The point was that the Championship relegation battle is coming into something like a power play. Or the final few overs of a tight match, when the required run rate can suddenly be eaten up or become impossible. Only five points separate nine teams from 15th to 23rd, but this final three-game week of the season might prove decisive.

“I like your analogy but I hate cricket. I don’t understand it. Mad game!” said Stoke’s head coach, who has a match at second-bottom Sheffield Wednesday to follow Wednesday’s game at Swansea.

“But I know what you mean and where you’re coming from. We’ve said all along that it’s going to go to the wire. It’s not going to be straightforward. There are going to be good performances, good results, there will be times when the result goes against you despite playing well, and there will be times when we probably don’t play as well as want to and that’s probably all understandable for where we currently are in the league.

“We need to make sure we’re focused and treat every game like it’s a cup final. It is important. We know what’s at stake, we know what we need to get to give us a chance to stay in the Championship. We have to be focused on it and try to put in as good performances as we can to get the results we want.”

Stoke head into this final chapter on the back of a decent seven-game spell featuring three wins and two draws. That’s a not insignificant chunk of matches, including six against teams who are chasing or in the top six, to prove to themselves – and all us lot – they can get points at this level.

Schumacher added: “It’s 19 league games that we’ve been here and we’ve picked up 23 points. We’ve shown that against some really good teams we can perform and get results, but we’ve also shown where we have let ourselves down and been a bit sloppy at times or given ourselves too much to do.

“The last seven games have been positive. We’ve seen some good signs from the team and we need to just make sure we continue it now. There are still five games to go, we can’t let the standards drop. We have to work so hard to get more points on the board, which is so vital.”

Bitesize injury news

A blow for Stoke that Ryan Mmaee is ruled out for the rest of the season with a hamstring injury, joining Lynden Gooch and Ben Pearson in the treatment room.

Junior Tchamadeu has joined in full training this week and will now be eased back into the match day picture.

Schumacher is 112 days into this job having pretty much only previously experienced a winning team in his days as a coach and manager.

So it was interesting how he answered a question from Angela Smith about how he was coping with the pressure of this situation.

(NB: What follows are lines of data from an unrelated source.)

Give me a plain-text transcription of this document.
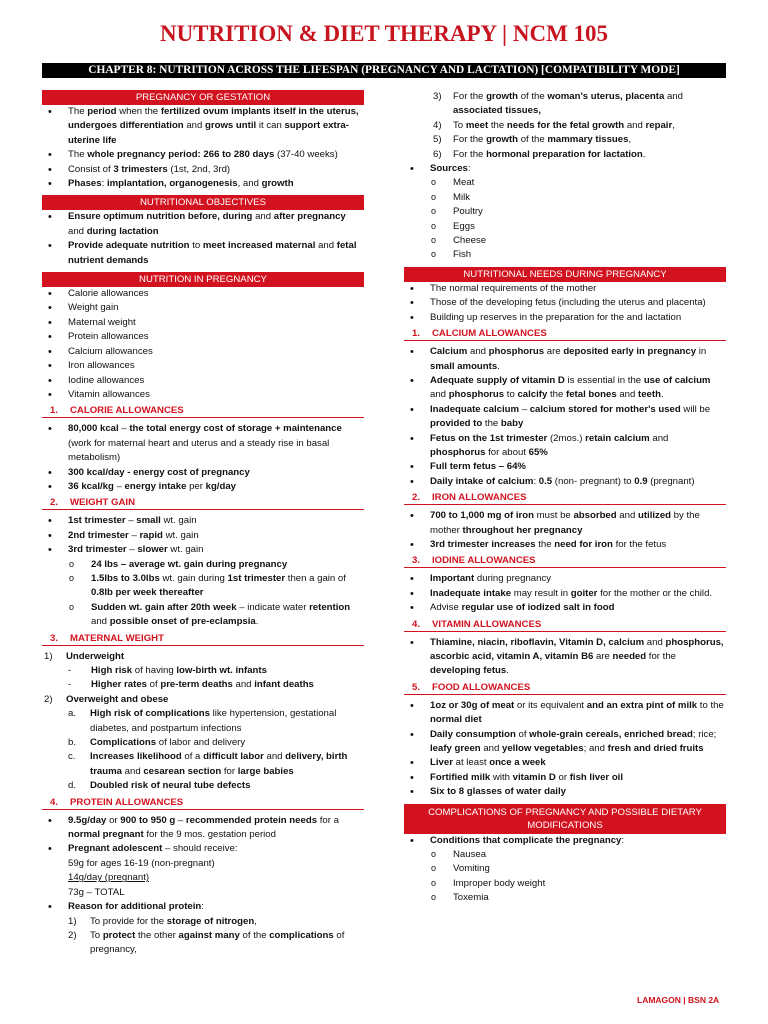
NUTRITION & DIET THERAPY | NCM 105
CHAPTER 8: NUTRITION ACROSS THE LIFESPAN (PREGNANCY AND LACTATION) [COMPATIBILITY MODE]
PREGNANCY OR GESTATION
• The period when the fertilized ovum implants itself in the uterus, undergoes differentiation and grows until it can support extra-uterine life
• The whole pregnancy period: 266 to 280 days (37-40 weeks)
• Consist of 3 trimesters (1st, 2nd, 3rd)
• Phases: implantation, organogenesis, and growth
NUTRITIONAL OBJECTIVES
• Ensure optimum nutrition before, during and after pregnancy and during lactation
• Provide adequate nutrition to meet increased maternal and fetal nutrient demands
NUTRITION IN PREGNANCY
• Calorie allowances
• Weight gain
• Maternal weight
• Protein allowances
• Calcium allowances
• Iron allowances
• Iodine allowances
• Vitamin allowances
1. CALORIE ALLOWANCES
• 80,000 kcal – the total energy cost of storage + maintenance (work for maternal heart and uterus and a steady rise in basal metabolism)
• 300 kcal/day - energy cost of pregnancy
• 36 kcal/kg – energy intake per kg/day
2. WEIGHT GAIN
• 1st trimester – small wt. gain
• 2nd trimester – rapid wt. gain
• 3rd trimester – slower wt. gain
o 24 lbs – average wt. gain during pregnancy
o 1.5lbs to 3.0lbs wt. gain during 1st trimester then a gain of 0.8lb per week thereafter
o Sudden wt. gain after 20th week – indicate water retention and possible onset of pre-eclampsia.
3. MATERNAL WEIGHT
1) Underweight
- High risk of having low-birth wt. infants
- Higher rates of pre-term deaths and infant deaths
2) Overweight and obese
a. High risk of complications like hypertension, gestational diabetes, and postpartum infections
b. Complications of labor and delivery
c. Increases likelihood of a difficult labor and delivery, birth trauma and cesarean section for large babies
d. Doubled risk of neural tube defects
4. PROTEIN ALLOWANCES
• 9.5g/day or 900 to 950 g – recommended protein needs for a normal pregnant for the 9 mos. gestation period
• Pregnant adolescent – should receive:
59g for ages 16-19 (non-pregnant)
14g/day (pregnant)
73g – TOTAL
• Reason for additional protein:
1) To provide for the storage of nitrogen,
2) To protect the other against many of the complications of pregnancy,
3) For the growth of the woman's uterus, placenta and associated tissues,
4) To meet the needs for the fetal growth and repair,
5) For the growth of the mammary tissues,
6) For the hormonal preparation for lactation.
• Sources:
o Meat
o Milk
o Poultry
o Eggs
o Cheese
o Fish
NUTRITIONAL NEEDS DURING PREGNANCY
• The normal requirements of the mother
• Those of the developing fetus (including the uterus and placenta)
• Building up reserves in the preparation for the and lactation
1. CALCIUM ALLOWANCES
• Calcium and phosphorus are deposited early in pregnancy in small amounts.
• Adequate supply of vitamin D is essential in the use of calcium and phosphorus to calcify the fetal bones and teeth.
• Inadequate calcium – calcium stored for mother's used will be provided to the baby
• Fetus on the 1st trimester (2mos.) retain calcium and phosphorus for about 65%
• Full term fetus – 64%
• Daily intake of calcium: 0.5 (non- pregnant) to 0.9 (pregnant)
2. IRON ALLOWANCES
• 700 to 1,000 mg of iron must be absorbed and utilized by the mother throughout her pregnancy
• 3rd trimester increases the need for iron for the fetus
3. IODINE ALLOWANCES
• Important during pregnancy
• Inadequate intake may result in goiter for the mother or the child.
• Advise regular use of iodized salt in food
4. VITAMIN ALLOWANCES
• Thiamine, niacin, riboflavin, Vitamin D, calcium and phosphorus, ascorbic acid, vitamin A, vitamin B6 are needed for the developing fetus.
5. FOOD ALLOWANCES
• 1oz or 30g of meat or its equivalent and an extra pint of milk to the normal diet
• Daily consumption of whole-grain cereals, enriched bread; rice; leafy green and yellow vegetables; and fresh and dried fruits
• Liver at least once a week
• Fortified milk with vitamin D or fish liver oil
• Six to 8 glasses of water daily
COMPLICATIONS OF PREGNANCY AND POSSIBLE DIETARY MODIFICATIONS
• Conditions that complicate the pregnancy:
o Nausea
o Vomiting
o Improper body weight
o Toxemia
LAMAGON | BSN 2A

“Fine, yeah,” he said, and he did genuinely seem quite relaxed. “It’s one of those things that are part and parcel of being a manager or head coach. You need to stay calm, stay relaxed, stay focused on the job in hand. It’s not easy in a relegation battle but it’s also not easy when you’re competing to win the league. It’s pressure at that end of the table as well. You have to be consistent with your message, consistent with your behaviour and stay positive, neither get too high when you’re winning nor too low if you lose. It’s trying to stay pretty level.”.